UK-based digital health company, BioBeats, is making changes to their stress monitoring app to accommodate for other factors of well-being. The evolution of the startup is being spurred by Microsoft’s decision to withdraw their wearable fitness tracker, the Microsoft Band, from the market.
BioBeats used the Microsoft Band as the hardware to run their app. The fitness tracker was distributed to 560 UK employees of the French bank, BNP Paribas, for a pilot study on workplace-related stress.
While that study – which collected over 60 gigabytes of data – was completed in August, neither BioBeats nor the academics who lead the study have released any of the study’s findings. However, BioBeats did comment in a press release that “scientific findings include perceived/actual stress, links between stress and ruminators, and the outcome of breathing as an intervention.”
According to BioBeats CEO, David Plans, the company may be losing access to the Microsoft Band, but they are gaining a partnership with Google. They are in the early stages of developing this collaboration, and currently choosing their hardware and software.
BioBeats is also conducting larger studies, one of which involves tracking 41,000 people in a non-controlled environment. These types of studies should help the digital health company further refine its AI.

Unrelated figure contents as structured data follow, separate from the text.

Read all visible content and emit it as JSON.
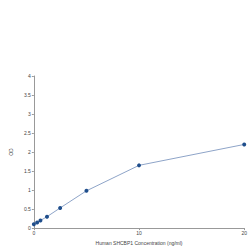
{
  "chart_data": {
    "type": "line",
    "x_label": "Human SHCBP1 Concentration (ng/ml)",
    "y_label": "OD",
    "x": [
      0,
      0.3125,
      0.625,
      1.25,
      2.5,
      5,
      10,
      20
    ],
    "values": [
      0.1,
      0.15,
      0.2,
      0.3,
      0.53,
      0.98,
      1.65,
      2.2
    ],
    "color": "#1f4e8c",
    "marker": "circle",
    "xlim": [
      0,
      20
    ],
    "xticks": [
      0,
      10,
      20
    ],
    "ylim": [
      0,
      4
    ],
    "yticks": [
      0,
      0.5,
      1,
      1.5,
      2,
      2.5,
      3,
      3.5,
      4
    ],
    "grid": false
  }
}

“We focus on predictive analytics and the intelligence behind it,” said Plans. The company’s apps use artificial intelligence in the cloud, which Plans says look for “instances of well-being.”
With the BNP Paribas study, the company set their sights on identifying central nervous system issues. One of the activities the study participants were asked to do was to breath in specific ways in order to induce stress.
This stress research has helped BioBeats to identify markers for cardiovascular health, but Plans said the company is now branching out into other areas. Their next challenges is to detect and model markers of neuropathy.
“It’s turning into an overall well-being platform,” said Plans. “As our machine learning gets more sophisticated, it becomes of more use to large employers that have a lot of [private medical insurance] claims.”
Because the app does not claim to be diagnostic, it is not required to seek regulatory clearance by the US Food and Drug Administration (FDA) or the European Medicines Agency (EMA). Instead, the app simply points to markers of potential health issues, which can be forwarded along to healthcare professionals.
The company expects to launch a new version of the BioBeats app sometime next month, with new wearables due out next year. In 2017, they also plan to try to enter the US market with their mobile health app.